OLYMPIA — The state Fish and Wildlife Commission will conduct a public hearing Friday, Jan. 7, on a proposed five-year fishing moratorium for the Elwha River and its tributaries.
The hearing is scheduled for 1:15 p.m. in Room 172 on the first floor of the Natural Resources Building, 1111 S.E. Washington St., Olympia, during a two-day meeting of the commission.
The panel, which sets policy for the state Department of Fish & Wildlife, is scheduled to make a decision on the proposed fishing moratorium, which would begin next fall, at its Feb. 4-5 meeting in Olympia.
The commission will convene at 8:30 a.m. both days.
The proposed rule has stirred concerns about the possible closure of Lake Sutherland, west of Port Angeles.
Most of the 125 people at a Dec. 15 hearing in Port Angeles showed support for a fishing moratorium for the river as long as it didn’t include the lake.
Fish & Wildlife is proposing the moratorium for the Elwha River to help protect fish runs during and after removal of the 108-foot Elwha Dam and the 210-foot Glines Canyon Dam.
Dam removal, the focus of a $350 million federal project to restore the 70-mile river’s ecosystem and encourage a return of the waterway’s historic salmon runs, will begin in September and last until March 2014.
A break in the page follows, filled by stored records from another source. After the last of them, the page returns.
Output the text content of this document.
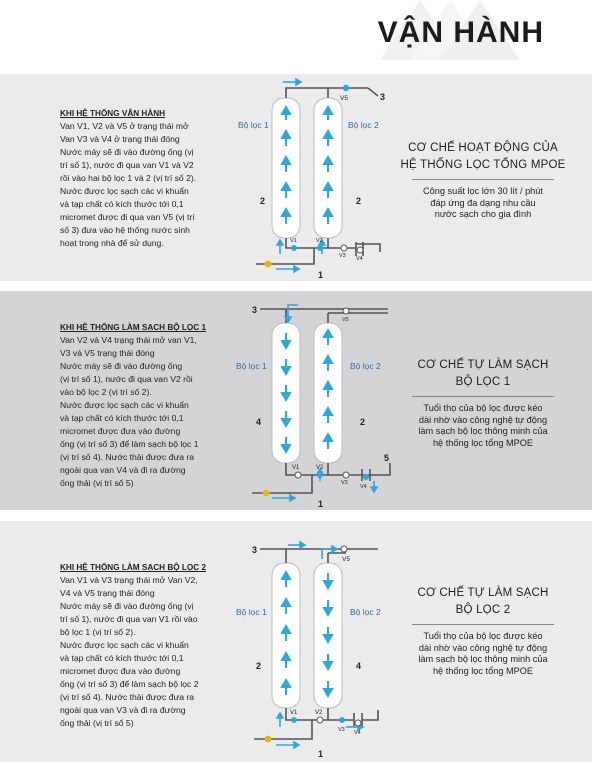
VẬN HÀNH
KHI HỆ THỐNG VẬN HÀNH
Van V1, V2 và V5 ở trạng thái mở
Van V3 và V4 ở trạng thái đóng
Nước máy sẽ đi vào đường ống (vị
trí số 1), nước đi qua van V1 và V2
rồi vào hai bộ lọc 1 và 2 (vị trí số 2).
Nước được lọc sạch các vi khuẩn
và tạp chất có kích thước tới 0,1
micromet được đi qua van V5 (vị trí
số 3) đưa vào hệ thống nước sinh
hoạt trong nhà để sử dụng.
Bộ lọc 1	Bộ lọc 2
2	2
3
1
V5
V1	V2
V3 V4
CƠ CHẾ HOẠT ĐỘNG CỦA
HỆ THỐNG LỌC TỔNG MPOE
Công suất lọc lớn 30 lít / phút
đáp ứng đa dạng nhu cầu
nước sạch cho gia đình
KHI HỆ THỐNG LÀM SẠCH BỘ LỌC 1
Van V2 và V4 trạng thái mở van V1,
V3 và V5 trạng thái đóng
Nước máy sẽ đi vào đường ống
(vị trí số 1), nước đi qua van V2 rồi
vào bộ lọc 2 (vị trí số 2).
Nước được lọc sạch các vi khuẩn
và tạp chất có kích thước tới 0,1
micromet được đưa vào đường
ống (vị trí số 3) để làm sạch bộ lọc 1
(vị trí số 4). Nước thải được đưa ra
ngoài qua van V4 và đi ra đường
ống thải (vị trí số 5)
Bộ lọc 1	Bộ lọc 2
3
4	2
5
1
V5
V1	V2
V3
V4
CƠ CHẾ TỰ LÀM SẠCH
BỘ LỌC 1
Tuổi thọ của bộ lọc được kéo
dài nhờ vào công nghệ tự động
làm sạch bộ lọc thông minh của
hệ thống lọc tổng MPOE
KHI HỆ THỐNG LÀM SẠCH BỘ LỌC 2
Van V1 và V3 trạng thái mở Van V2,
V4 và V5 trạng thái đóng
Nước máy sẽ đi vào đường ống (vị
trí số 1), nước đi qua van V1 rồi vào
bộ lọc 1 (vị trí số 2).
Nước được lọc sạch các vi khuẩn
và tạp chất có kích thước tới 0,1
micromet được đưa vào đường
ống (vị trí số 3) để làm sạch bộ lọc 2
(vị trí số 4). Nước thải được đưa ra
ngoài qua van V3 và đi ra đường
ống thải (vị trí số 5)
Bộ lọc 1	Bộ lọc 2
3
2	4
1
V5
V1	V2
V3 V4
CƠ CHẾ TỰ LÀM SẠCH
BỘ LỌC 2
Tuổi thọ của bộ lọc được kéo
dài nhờ vào công nghệ tự động
làm sạch bộ lọc thông minh của
hệ thống lọc tổng MPOE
The proposal — which will be presented to the commission by Fish & Wildlife Regional Fish Program Manager Ron Warren, who spoke at the Port Angeles meeting — would establish a fishing moratorium on “all fisheries in tributary and mainstream waters across the 321 square miles of the basin from the river mouth near Port Angeles to the headwaters in the Olympic Mountains.”
The proposal said that the moratorium “may” also include Lake Sutherland, which is connected to the Elwha River through Indian Creek.
After the Port Angeles meeting, Warren said that he would brief the Fish and Wildlife Commission on the concerns of residents.
“They got a voice, and I’m going to carry that voice forward,” Warren said.
Warren had said at the Port Angeles meeting that the lake was under consideration for closure to help the anadromous sockeye salmon survive, possibly by breeding with kokanee, which are landlocked sockeye, in the lake.
After dam demolition, fish in the two reservoirs will have to adapt to a river ecosystem, and anadromous fish below the dams will find the lower river less hospitable as waves of sediment blocked behind the dams are washed downstream.
Warren said the moratorium will give those populations a better chance of survival by giving them a boost before the dams come down and by protecting them for a few years after demolition.
At the January meeting, the commission also will discuss Puget Sound crab-fishing seasons, with fish managers briefing them on how changes to proposed crab regulations conform to a policy the commission approved in October to expand sport-fishing opportunities for Puget Sound crabbers.
The commission is set to vote on proposed crabbing amendments in February.
The agenda is at www.wdfw.wa.gov/commission/meetings.html. A link in the agenda goes to the fishing moratorium proposal.